Com os olhos voltados para a República, o juiz de cada paróquia deve e precisa
decidir dentro da legalidade porque só assim tem o seu papel social legitimado por
aqueles que à corte comparecem com (ou sem) seus advogados. Fosse essa
legalidade estritamente determinada pela vontade geral da paróquia, estaríamos
entregues ao primeiro jovem magistrado disposto a violar a Lei em nome de interesses
escusos ou mesmo em nome da justiça social. Pelo contrário, esta legalidade tem
como referência uma República, uma Nova República, e os direitos conferidos por ela a
todos os seus cidadãos definem os limites da nossa grande Paróquia. Ela é uma
legalidade que defende, por dever, seus cidadãos contra os ataques da vontade geral,
ela mesma tão freqüentemente paroquial, e que tantas vezes se veste de Lei,
materializando-se assim em uma leitura míope – uma interpretação cega a que todos
textos estão sujeitos, inclusive (talvez especialmente) os jurídicos.

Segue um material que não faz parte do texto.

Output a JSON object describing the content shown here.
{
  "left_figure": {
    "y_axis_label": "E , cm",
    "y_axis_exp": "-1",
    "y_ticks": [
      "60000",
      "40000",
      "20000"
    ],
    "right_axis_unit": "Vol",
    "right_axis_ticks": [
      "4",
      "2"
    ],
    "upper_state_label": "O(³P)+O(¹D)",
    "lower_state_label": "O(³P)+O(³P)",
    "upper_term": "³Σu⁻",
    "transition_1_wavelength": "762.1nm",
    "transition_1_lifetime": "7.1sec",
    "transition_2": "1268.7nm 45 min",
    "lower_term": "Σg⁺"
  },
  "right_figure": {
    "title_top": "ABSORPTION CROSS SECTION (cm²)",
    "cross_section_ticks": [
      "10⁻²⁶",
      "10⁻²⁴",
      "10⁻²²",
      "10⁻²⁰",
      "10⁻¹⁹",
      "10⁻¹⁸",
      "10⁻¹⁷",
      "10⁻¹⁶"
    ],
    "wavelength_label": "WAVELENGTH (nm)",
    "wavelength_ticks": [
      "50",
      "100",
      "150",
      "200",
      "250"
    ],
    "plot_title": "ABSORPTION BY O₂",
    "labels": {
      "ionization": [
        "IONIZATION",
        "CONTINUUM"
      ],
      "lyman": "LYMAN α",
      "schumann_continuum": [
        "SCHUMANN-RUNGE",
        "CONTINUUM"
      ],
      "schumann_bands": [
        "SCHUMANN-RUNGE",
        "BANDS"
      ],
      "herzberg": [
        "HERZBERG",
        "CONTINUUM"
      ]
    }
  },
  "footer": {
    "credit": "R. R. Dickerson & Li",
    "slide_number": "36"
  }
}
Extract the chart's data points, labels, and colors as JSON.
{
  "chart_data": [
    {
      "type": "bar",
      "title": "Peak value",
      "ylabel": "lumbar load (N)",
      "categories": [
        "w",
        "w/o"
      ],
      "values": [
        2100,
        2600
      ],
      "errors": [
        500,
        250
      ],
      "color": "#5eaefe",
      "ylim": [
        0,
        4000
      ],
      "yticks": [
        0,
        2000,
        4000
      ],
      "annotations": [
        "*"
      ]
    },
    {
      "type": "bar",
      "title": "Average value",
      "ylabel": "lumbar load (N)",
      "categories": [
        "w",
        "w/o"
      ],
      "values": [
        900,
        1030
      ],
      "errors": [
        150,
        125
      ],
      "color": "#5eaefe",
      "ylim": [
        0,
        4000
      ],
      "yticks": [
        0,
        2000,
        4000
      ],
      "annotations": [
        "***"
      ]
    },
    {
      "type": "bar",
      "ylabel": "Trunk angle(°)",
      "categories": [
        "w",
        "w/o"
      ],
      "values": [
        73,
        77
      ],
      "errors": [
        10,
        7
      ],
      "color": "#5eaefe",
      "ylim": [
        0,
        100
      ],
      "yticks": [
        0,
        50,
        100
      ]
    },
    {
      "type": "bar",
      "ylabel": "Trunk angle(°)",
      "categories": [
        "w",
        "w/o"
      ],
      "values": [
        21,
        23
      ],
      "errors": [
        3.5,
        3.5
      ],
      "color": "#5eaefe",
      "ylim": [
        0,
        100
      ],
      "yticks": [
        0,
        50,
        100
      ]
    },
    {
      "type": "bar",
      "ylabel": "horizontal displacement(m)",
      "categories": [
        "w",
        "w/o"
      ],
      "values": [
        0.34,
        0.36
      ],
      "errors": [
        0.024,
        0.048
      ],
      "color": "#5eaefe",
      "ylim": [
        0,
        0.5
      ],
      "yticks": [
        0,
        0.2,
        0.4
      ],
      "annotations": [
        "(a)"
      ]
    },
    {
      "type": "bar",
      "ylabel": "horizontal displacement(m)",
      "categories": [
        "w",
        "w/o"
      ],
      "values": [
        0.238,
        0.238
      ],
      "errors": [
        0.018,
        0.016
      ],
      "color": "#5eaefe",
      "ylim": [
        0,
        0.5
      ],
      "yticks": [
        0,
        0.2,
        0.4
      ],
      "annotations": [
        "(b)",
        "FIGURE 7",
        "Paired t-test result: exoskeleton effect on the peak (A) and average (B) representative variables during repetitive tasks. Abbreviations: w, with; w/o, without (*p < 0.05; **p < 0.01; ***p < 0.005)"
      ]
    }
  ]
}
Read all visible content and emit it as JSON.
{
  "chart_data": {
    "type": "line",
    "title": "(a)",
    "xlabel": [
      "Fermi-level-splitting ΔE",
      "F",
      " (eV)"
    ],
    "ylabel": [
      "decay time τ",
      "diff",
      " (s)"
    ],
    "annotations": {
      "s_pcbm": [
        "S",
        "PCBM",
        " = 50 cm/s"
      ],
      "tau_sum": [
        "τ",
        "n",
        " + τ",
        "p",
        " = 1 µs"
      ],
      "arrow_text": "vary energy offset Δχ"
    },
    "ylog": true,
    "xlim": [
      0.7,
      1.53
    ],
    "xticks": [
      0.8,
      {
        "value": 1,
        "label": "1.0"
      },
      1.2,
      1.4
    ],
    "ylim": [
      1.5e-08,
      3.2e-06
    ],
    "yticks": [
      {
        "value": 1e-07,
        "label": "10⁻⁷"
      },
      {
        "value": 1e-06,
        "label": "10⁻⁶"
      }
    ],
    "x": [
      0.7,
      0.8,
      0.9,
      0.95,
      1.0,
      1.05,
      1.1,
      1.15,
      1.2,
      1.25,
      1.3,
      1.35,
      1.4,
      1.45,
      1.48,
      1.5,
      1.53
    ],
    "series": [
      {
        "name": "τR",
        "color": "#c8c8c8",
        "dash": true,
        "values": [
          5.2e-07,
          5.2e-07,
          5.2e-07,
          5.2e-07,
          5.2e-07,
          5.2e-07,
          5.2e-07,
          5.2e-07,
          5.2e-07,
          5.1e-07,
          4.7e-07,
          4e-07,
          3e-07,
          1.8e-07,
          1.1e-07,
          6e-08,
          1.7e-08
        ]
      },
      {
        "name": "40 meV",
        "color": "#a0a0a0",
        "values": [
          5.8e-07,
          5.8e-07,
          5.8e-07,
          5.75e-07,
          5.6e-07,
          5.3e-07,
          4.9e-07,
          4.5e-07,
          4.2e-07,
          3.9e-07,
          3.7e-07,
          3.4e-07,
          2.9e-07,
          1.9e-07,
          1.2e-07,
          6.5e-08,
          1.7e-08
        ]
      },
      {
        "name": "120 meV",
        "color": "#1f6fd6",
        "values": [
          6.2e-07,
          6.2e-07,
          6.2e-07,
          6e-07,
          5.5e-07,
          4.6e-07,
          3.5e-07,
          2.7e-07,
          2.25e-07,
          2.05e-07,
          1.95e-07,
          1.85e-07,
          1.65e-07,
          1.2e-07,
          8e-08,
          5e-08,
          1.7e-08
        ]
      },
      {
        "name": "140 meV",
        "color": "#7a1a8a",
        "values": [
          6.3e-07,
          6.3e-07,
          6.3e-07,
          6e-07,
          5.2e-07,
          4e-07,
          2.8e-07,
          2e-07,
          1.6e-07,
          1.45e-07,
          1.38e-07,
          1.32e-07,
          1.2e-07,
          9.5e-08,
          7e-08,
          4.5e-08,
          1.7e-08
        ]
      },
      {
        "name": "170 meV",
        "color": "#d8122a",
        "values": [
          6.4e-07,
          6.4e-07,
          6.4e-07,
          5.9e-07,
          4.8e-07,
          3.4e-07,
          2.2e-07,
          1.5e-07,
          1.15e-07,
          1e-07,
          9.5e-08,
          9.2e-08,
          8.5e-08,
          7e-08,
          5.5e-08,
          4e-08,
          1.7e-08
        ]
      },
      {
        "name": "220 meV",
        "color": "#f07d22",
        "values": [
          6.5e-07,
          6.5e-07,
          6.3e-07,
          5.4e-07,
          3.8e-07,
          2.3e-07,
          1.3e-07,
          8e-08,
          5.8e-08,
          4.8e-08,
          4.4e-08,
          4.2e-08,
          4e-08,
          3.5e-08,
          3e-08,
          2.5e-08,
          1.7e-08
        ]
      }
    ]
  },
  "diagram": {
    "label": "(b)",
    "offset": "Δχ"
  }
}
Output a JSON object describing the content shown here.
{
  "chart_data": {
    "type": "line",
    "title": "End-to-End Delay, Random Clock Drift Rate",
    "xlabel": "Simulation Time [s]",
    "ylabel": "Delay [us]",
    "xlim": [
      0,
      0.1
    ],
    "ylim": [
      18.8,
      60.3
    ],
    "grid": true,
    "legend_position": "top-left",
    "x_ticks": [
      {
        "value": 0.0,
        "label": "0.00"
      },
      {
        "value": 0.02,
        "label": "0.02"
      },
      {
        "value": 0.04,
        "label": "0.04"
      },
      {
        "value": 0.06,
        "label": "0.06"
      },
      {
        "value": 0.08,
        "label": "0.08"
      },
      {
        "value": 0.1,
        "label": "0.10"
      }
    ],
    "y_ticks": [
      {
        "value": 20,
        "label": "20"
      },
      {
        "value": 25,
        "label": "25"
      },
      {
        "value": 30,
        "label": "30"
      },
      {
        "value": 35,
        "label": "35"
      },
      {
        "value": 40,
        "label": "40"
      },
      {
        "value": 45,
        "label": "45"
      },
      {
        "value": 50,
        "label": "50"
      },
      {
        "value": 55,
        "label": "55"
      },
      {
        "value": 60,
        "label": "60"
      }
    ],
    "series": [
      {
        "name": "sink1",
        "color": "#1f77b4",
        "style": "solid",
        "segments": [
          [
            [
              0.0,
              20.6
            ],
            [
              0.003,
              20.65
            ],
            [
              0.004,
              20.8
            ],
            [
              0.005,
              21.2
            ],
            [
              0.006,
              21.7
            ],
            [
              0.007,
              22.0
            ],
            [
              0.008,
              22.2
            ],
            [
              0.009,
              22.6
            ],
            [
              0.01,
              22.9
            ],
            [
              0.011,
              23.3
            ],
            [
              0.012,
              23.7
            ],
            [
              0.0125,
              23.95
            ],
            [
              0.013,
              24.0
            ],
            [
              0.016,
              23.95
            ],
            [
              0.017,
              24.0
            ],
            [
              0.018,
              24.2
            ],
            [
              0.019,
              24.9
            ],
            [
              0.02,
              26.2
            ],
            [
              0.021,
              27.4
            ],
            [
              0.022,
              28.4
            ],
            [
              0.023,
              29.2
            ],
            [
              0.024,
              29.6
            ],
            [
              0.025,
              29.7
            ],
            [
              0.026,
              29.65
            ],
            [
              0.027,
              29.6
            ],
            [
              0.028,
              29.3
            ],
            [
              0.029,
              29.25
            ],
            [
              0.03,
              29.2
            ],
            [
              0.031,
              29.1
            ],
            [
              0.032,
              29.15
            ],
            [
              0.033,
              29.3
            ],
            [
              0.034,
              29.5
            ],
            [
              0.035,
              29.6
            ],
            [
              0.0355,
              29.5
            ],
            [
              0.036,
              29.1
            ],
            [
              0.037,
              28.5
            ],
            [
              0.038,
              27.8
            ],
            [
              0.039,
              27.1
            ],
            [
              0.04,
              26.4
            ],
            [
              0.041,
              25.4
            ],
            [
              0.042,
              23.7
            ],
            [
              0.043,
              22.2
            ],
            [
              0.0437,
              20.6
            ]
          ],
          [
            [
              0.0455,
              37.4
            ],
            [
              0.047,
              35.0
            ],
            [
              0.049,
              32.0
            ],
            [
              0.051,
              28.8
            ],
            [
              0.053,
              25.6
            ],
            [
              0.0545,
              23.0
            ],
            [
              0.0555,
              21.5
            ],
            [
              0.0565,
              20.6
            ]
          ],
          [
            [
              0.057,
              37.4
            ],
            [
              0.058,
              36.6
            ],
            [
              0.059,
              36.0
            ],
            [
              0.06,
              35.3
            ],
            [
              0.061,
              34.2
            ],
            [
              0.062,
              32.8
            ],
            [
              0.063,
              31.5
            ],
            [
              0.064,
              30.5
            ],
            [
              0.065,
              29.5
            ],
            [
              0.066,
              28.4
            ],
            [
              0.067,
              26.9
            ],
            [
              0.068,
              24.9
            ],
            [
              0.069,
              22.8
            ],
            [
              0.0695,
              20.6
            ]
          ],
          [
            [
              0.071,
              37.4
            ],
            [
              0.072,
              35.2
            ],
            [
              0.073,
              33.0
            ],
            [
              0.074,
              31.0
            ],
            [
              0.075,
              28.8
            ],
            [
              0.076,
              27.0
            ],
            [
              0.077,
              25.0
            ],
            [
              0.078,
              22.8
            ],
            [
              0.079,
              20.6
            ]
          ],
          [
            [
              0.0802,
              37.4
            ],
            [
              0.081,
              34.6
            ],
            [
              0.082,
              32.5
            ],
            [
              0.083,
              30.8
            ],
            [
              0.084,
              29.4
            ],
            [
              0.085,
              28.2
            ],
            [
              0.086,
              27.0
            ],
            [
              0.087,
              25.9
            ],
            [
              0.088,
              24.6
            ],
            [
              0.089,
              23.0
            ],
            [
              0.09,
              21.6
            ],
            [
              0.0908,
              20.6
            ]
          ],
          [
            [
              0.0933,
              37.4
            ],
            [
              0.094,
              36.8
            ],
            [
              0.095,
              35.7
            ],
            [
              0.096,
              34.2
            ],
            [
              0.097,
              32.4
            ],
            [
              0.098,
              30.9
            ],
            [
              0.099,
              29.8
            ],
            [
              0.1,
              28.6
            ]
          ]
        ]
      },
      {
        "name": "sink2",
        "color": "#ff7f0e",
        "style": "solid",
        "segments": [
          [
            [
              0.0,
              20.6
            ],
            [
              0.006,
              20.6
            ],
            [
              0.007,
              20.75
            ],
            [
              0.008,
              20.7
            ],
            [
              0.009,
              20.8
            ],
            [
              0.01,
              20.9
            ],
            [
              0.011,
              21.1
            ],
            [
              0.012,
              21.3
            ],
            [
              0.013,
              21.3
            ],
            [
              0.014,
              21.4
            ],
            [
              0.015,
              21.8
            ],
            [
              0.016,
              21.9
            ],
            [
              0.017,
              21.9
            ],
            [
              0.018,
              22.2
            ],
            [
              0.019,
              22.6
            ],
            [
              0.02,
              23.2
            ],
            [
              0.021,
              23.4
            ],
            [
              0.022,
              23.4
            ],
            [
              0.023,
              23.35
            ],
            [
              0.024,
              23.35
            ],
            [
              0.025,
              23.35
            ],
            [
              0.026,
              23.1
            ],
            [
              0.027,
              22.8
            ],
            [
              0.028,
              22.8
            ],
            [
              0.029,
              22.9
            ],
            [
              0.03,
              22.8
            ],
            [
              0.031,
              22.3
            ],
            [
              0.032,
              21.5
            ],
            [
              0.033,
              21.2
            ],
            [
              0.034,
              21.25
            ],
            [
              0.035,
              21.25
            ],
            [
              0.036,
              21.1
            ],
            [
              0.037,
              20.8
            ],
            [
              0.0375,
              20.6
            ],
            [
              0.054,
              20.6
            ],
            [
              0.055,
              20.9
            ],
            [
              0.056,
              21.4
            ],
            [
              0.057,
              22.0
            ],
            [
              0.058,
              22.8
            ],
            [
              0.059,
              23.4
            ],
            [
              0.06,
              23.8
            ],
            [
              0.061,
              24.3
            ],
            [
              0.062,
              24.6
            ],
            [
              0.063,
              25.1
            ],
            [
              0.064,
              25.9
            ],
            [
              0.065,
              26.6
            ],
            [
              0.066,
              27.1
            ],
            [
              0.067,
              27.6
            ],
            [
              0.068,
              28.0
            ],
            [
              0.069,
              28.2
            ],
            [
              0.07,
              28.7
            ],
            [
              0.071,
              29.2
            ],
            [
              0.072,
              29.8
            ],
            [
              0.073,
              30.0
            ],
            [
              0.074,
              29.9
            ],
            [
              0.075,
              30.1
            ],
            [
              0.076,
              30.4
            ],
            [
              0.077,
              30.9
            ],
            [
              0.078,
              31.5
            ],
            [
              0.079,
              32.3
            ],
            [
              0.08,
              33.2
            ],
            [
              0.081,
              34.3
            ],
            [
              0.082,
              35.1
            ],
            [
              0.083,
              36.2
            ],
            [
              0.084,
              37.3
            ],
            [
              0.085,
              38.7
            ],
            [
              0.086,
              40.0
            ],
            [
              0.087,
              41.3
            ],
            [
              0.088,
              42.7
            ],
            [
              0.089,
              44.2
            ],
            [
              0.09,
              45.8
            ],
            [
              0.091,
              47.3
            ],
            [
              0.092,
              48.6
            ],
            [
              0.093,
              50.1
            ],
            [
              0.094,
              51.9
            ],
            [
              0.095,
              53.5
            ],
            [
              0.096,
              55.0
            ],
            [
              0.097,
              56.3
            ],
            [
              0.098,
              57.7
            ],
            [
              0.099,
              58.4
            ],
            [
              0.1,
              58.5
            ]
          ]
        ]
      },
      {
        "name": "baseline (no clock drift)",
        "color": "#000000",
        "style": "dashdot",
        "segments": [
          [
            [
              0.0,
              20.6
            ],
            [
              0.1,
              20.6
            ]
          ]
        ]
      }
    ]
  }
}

Fica, ao final da leitura, entretanto, uma dúvida: é a justiça social que tem como
imperativo o contexto da legalidade, ou será a legalidade que tem como contexto a
experiência concreta da justiça social por parte dos cidadãos da Nova República? A
federação de paróquias chamada Brasil é extremamente injusta e desigual. Só a
democracia vigente em nosso país pode amenizar essa situação. Esta federação
dispensa Robin Hoods, como dispensa muitas outras maneiras de “fazer justiça com as
próprias mãos”. Não dispensa, entretanto, e são indispensáveis a ela, juízes menos
paroquiais em suas decisões, principalmente porque os que têm em suas mãos o
poder legítimo de fazer justiça não podem continuar pendendo cegamente a balança
em favor dos mais favorecidos. Uma decisão jurídica não é como o tempo, irreversível,
mas o tempo do direito, mesmo com suas instâncias de recurso, sempre tem um
momento de irreversibilidade, desenhado no caso da nossa Constituição, em algumas
das atribuições do STF.
O tempo do direito, restrito pela memória do que é impossível e liberto pela
promessa do que é possível, é o tempo da república, não o tempo da democracia. E se
o tempo antecede o mundo, como nos lembra Ilya Prigogine, talvez a cadência
republicana do direito deve sempre anteceder a batida forte dos tambores da política.